Alors, quand ma famille, dont l'influence déclinait, a annoncé le mariage stratégique avec lui, j'étais ravie. Mes amis m'ont prévenue. « Anya, c'est une machine, pas un homme. Il est fait de glace et d'ambition. »
« Je peux le changer, » avais-je dit, le cœur plein de l'optimisme idiot d'une fille qui n'avait lu sur l'amour que dans les livres. « L'amour peut faire fondre n'importe qui. »
Lors de notre nuit de noces, il se tenait devant moi dans notre chambre palatiale, son smoking parfaitement taillé, son expression aussi lointaine qu'une étoile. Il m'a tendu un contrat de mariage plus épais qu'un roman.
« Soyons clairs, Anya, » a-t-il dit, sa voix dénuée de toute chaleur. « C'est un partenariat. Le nom de la famille de Courcy offre à mon entreprise la légitimité qui lui manque. En retour, j'empêche l'entreprise de ta famille de s'effondrer. J'attends de toi que tu sois une Madame Chevalier compétente, silencieuse et gracieuse. N'attends pas d'amour. Je n'en suis pas capable. »
Ses mots ont été une gifle glaciale, mais mon cœur stupide a refusé d'abandonner. Pendant cinq ans, j'ai joué le rôle de l'épouse parfaite. J'ai enduré son absence, son indifférence, son vide émotionnel. Mon seul réconfort, la seule chose qui m'a permis de survivre à la solitude écrasante, était la conviction qu'il était comme ça avec tout le monde.

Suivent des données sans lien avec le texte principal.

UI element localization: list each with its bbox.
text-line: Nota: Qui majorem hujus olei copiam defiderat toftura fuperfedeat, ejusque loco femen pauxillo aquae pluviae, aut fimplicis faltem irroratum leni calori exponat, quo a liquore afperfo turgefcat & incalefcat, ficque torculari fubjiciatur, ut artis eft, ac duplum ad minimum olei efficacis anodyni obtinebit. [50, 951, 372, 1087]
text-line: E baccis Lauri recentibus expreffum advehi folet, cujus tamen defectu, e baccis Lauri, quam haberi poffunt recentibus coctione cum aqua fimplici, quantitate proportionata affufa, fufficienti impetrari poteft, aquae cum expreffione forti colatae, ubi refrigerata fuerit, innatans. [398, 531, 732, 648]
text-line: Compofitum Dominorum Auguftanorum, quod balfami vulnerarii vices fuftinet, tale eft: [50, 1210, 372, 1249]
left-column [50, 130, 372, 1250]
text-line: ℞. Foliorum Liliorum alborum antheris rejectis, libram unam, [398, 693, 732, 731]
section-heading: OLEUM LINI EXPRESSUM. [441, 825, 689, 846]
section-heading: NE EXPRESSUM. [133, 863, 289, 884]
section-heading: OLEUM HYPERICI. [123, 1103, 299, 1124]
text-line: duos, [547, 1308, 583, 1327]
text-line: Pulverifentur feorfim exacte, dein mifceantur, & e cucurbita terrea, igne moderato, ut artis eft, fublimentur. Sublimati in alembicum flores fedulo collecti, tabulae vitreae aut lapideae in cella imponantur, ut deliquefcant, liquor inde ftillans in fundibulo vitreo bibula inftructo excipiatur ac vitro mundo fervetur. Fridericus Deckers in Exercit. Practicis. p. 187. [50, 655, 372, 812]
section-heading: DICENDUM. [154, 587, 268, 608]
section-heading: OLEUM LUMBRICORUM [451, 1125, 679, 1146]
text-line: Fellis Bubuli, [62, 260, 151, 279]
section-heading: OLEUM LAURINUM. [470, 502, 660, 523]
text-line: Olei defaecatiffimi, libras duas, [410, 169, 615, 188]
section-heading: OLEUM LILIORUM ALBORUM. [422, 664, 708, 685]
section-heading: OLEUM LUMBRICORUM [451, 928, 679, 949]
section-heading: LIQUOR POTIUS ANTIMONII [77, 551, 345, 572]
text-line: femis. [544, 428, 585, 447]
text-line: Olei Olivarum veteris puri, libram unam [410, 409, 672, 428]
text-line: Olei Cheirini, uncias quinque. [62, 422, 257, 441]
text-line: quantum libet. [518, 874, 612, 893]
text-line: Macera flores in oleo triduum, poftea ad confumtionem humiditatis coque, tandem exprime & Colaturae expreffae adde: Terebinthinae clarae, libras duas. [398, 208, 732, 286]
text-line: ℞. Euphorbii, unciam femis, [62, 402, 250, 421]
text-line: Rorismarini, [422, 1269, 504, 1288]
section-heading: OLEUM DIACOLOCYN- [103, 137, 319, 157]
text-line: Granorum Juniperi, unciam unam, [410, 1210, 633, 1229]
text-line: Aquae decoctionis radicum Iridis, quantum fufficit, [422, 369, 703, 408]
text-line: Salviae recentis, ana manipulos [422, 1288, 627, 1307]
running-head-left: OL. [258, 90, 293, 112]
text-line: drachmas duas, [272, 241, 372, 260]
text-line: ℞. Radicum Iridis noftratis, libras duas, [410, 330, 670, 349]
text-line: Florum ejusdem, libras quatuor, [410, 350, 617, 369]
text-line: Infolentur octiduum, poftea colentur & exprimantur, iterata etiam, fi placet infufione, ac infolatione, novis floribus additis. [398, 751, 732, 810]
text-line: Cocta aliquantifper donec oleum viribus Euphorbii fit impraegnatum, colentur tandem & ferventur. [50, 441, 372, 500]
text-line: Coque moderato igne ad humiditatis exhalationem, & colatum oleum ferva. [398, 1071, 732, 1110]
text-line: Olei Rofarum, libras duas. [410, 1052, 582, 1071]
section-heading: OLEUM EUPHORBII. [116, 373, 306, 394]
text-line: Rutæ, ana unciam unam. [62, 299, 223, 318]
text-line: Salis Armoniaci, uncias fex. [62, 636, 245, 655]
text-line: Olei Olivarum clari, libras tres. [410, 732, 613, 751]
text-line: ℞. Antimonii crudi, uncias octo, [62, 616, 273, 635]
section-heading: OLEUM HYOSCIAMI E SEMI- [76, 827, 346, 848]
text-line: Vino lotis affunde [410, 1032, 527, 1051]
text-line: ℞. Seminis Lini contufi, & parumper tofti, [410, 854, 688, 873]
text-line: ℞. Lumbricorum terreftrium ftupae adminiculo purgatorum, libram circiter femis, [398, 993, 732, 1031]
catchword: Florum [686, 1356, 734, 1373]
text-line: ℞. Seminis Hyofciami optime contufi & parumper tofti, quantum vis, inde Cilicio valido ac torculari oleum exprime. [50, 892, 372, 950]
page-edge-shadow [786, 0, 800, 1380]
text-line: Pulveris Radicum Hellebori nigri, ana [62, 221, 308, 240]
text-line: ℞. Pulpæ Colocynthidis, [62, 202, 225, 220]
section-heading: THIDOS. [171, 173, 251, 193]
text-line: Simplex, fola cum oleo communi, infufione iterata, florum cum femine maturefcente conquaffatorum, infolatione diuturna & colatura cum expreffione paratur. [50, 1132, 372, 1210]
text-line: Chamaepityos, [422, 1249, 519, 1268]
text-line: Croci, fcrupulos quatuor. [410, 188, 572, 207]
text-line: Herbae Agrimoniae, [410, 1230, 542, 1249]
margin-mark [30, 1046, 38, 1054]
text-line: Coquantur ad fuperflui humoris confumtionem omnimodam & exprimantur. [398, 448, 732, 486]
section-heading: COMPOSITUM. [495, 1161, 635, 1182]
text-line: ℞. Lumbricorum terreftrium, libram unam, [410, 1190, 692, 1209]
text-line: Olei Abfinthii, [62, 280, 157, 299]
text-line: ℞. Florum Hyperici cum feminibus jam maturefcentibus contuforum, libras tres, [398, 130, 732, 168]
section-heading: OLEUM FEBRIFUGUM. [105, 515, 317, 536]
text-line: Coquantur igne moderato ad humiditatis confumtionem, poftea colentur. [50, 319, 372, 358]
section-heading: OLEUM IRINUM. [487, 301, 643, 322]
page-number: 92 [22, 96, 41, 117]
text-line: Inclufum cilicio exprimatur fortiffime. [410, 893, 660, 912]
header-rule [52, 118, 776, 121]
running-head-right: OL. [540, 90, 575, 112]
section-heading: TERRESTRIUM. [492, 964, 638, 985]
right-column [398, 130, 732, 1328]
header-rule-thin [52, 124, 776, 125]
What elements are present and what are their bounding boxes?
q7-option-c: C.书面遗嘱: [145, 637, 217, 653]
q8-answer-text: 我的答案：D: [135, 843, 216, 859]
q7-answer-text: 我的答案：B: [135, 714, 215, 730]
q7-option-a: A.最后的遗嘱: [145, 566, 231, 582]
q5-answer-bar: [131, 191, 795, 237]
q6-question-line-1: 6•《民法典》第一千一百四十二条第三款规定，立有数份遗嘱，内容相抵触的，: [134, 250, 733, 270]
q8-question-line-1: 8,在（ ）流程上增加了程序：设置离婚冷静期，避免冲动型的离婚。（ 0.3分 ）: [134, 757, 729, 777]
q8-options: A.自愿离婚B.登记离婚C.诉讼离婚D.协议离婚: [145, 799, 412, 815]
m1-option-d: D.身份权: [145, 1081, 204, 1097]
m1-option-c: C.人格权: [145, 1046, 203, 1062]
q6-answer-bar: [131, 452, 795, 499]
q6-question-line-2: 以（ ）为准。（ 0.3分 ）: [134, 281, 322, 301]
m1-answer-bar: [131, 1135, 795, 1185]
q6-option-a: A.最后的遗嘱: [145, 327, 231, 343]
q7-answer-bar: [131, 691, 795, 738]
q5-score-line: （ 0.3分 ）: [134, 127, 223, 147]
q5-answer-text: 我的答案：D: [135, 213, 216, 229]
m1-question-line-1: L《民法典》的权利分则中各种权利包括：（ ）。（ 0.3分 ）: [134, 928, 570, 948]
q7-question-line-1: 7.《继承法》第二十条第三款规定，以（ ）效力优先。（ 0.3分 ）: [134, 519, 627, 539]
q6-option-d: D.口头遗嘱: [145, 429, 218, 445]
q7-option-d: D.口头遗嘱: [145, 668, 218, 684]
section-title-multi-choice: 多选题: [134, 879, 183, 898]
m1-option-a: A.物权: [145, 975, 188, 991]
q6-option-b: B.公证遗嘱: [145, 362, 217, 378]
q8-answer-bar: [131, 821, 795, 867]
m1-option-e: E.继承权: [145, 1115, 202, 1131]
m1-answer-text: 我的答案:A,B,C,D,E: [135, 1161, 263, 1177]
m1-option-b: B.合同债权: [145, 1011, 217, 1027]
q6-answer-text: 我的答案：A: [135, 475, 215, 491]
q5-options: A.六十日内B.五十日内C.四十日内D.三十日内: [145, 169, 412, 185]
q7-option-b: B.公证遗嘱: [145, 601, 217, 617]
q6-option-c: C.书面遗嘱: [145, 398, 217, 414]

Qu'il était simplement fait de glace.
Mais le voir avec Bella Dubois, voir la façon dont ses yeux s'adoucissaient, la façon dont il abandonnait tout pour son moindre caprice, a prouvé qu'il n'était pas du tout fait de glace. Il était un feu rugissant. Juste pas pour moi.
Mes cinq années de dévotion silencieuse, d'attente patiente, d'auto-illusion – tout cela n'était qu'une blague. Une blague pathétique et misérable.
Le rire qui a bouillonné dans ma gorge était étranglé par les sanglots. Dans le couloir froid et stérile du commissariat, j'ai enfin accepté la vérité. Mon mariage était une cage, et j'avais secoué les barreaux pendant cinq ans, mendiant une affection que je ne recevrais jamais.
Il était temps de trouver une clé.
Quelques jours plus tard, la tête encore lancinante à cause de l'« accident », j'ai trouvé un avocat spécialisé dans les divorces à hauts risques. Le problème, a-t-il expliqué, était le contrat de mariage en béton armé que Damien m'avait fait signer. Il était conçu pour être incassable.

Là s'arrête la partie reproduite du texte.